An Iranian enrichment gambit

If New START has fallen into the abyss of partisan politics within the U.S., the issue of Iran’s effort to achieve nuclear weapons capability has fallen into the abyss of U.S.-Iranian relations, which seem capable of oscillating only between bad and worse, with an occasional move towards catastrophic.  The Stimson Center and USIP have attempted to fish it out with a study group report advocating “strategic engagement.”

The approach is sagacious:  while discounting the likelihood of any regime change stemming from the Green Movement in the near future, the expert group focuses on what can be done to strengthen those conservatives with reason to regret international sanctions and to want them ended, at the expense of hardliners who want nuclear weapons at any cost and have no interest in normalizing relations with the U.S. and the rest of the world. It rightly sees the tightening of sanctions as part of strategic engagement.

The group wants the U.S. (and the rest of the world) to acknowledge Iranian rights to enrichment, in the hope that doing so will enable an agreement that limits the degree and/or quantity of enrichment, hoping even for a phase-out.  Here is the key sentence from the report:  “Washington should signal its clear—if also clearly conditional—acceptance of Iran’s enrichment rights, providing that Tehran negotiates verifiable limits on the degree of enrichment and on the volume of enriched fuel stored in Iran.”

This is not a new idea, as a quick search reveals Matthew Bunn of Harvard put it out a year ago.
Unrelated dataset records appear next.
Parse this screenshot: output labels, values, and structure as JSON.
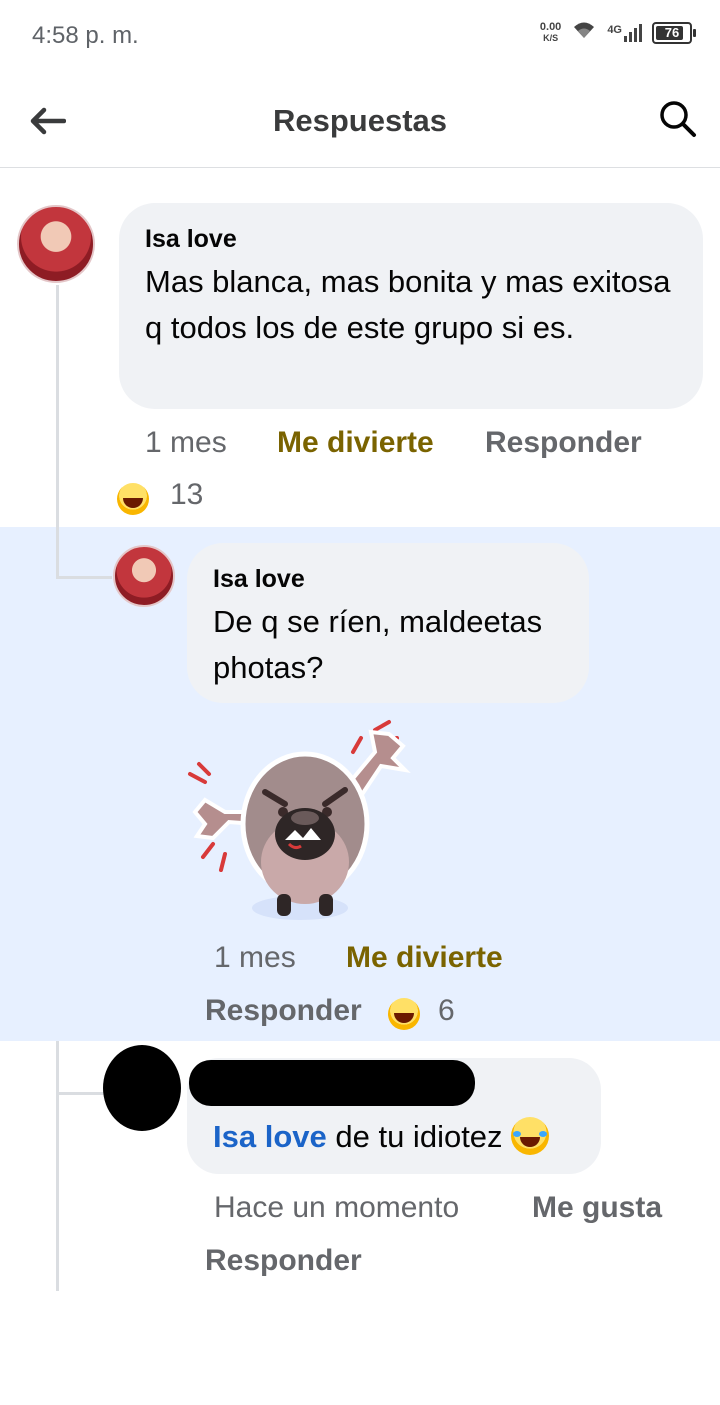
{
  "status_bar": {
    "time": "4:58 p. m.",
    "net_speed_value": "0.00",
    "net_speed_unit": "K/S",
    "network_type": "4G",
    "battery_level": "76"
  },
  "header": {
    "title": "Respuestas"
  },
  "comments": [
    {
      "author": "Isa love",
      "text": "Mas blanca, mas bonita y mas exitosa q todos los de este grupo si es.",
      "time": "1 mes",
      "reaction_label": "Me divierte",
      "reply_label": "Responder",
      "reaction_count": "13"
    },
    {
      "author": "Isa love",
      "text": "De q se ríen, maldeetas photas?",
      "time": "1 mes",
      "reaction_label": "Me divierte",
      "reply_label": "Responder",
      "reaction_count": "6"
    },
    {
      "mention": "Isa love",
      "text": "de tu idiotez",
      "time": "Hace un momento",
      "reaction_label": "Me gusta",
      "reply_label": "Responder"
    }
  ]
}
Making a virtue of necessity is a tried and true approach in diplomacy.  Iran is already enriching, why imagine you can stop it altogether?

It is easy to imagine how this idea will go over in some quarters, where even a substantial cut in Russian nuclear weapons is having a hard time getting a hearing.  There are three rational criticisms likely:  1)  Iran has lost its “right” to enrichment by violating its obligations under the Nuclear Nonproliferation Treaty (NPT), 2) what reason is there to believe Iran will agree to anything on enrichment once its right is acknowledged, however conditionally? 3) what would prevent Iran from reneging on the agreement and enriching beyond the specified limits, either overtly or covertly?

Iran appears to have agreed to restart nuclear talks December 5.  Will the enrichment gambit be tested then?